Let’s cut the numbers in half to account for corporate enthusiasm. Hell, let’s cut them in half again. You’re still talking about one of the most effective ways to cut carbon emissions that we’ve got, a mature technology ready to go. You’re talking about a recycling project infinitely more important than all that paper we’ve been bundling and glass we’ve been rinsing for the last two decades. Why isn’t it happening everywhere? The first answer, says Casten, is that very few companies spend much time thinking about their waste heat. “How much time do you think about the useful things you could be doing with your urine?” asks Casten. “The guy at the coffee roaster is spending all day focused on roasting coffee beans so they taste good.”

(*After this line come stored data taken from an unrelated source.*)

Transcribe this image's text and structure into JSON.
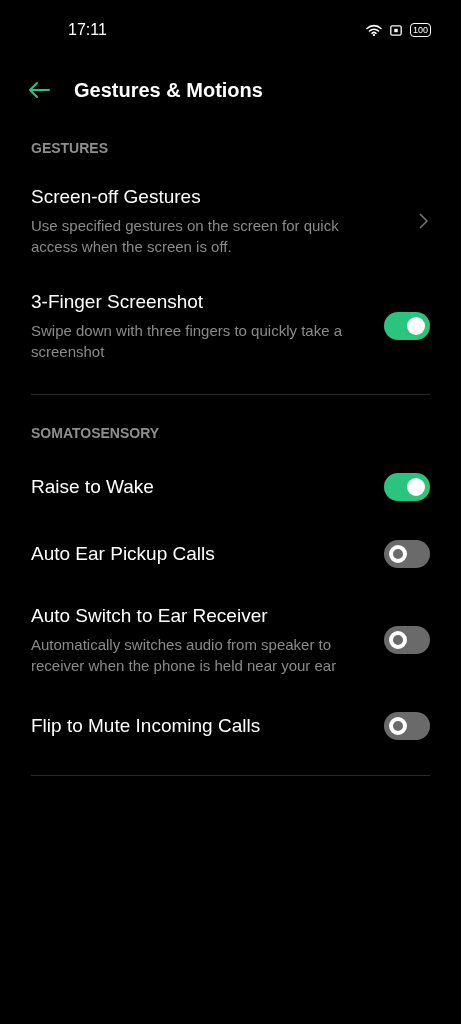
{
  "status_bar": {
    "time": "17:11",
    "battery": "100"
  },
  "header": {
    "title": "Gestures & Motions"
  },
  "sections": [
    {
      "title": "GESTURES",
      "items": [
        {
          "kind": "link",
          "title": "Screen-off Gestures",
          "description": "Use specified gestures on the screen for quick access when the screen is off."
        },
        {
          "kind": "toggle",
          "title": "3-Finger Screenshot",
          "description": "Swipe down with three fingers to quickly take a screenshot",
          "on": true
        }
      ]
    },
    {
      "title": "SOMATOSENSORY",
      "items": [
        {
          "kind": "toggle",
          "title": "Raise to Wake",
          "on": true
        },
        {
          "kind": "toggle",
          "title": "Auto Ear Pickup Calls",
          "on": false
        },
        {
          "kind": "toggle",
          "title": "Auto Switch to Ear Receiver",
          "description": "Automatically switches audio from speaker to receiver when the phone is held near your ear",
          "on": false
        },
        {
          "kind": "toggle",
          "title": "Flip to Mute Incoming Calls",
          "on": false
        }
      ]
    }
  ]
}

Laws governing the operation of electrical utilities, which in most communities are essentially monopolies, tend to protect the profits of the utilities above all else, McKibben asserts. In such an environment, change is difficult or impossible. Therein lies the rub. Our energy salvation may require restructuring the counter-productive regulations that have gotten us into the predicament we're in today. The solutions are available if we're smart enough to utilize them.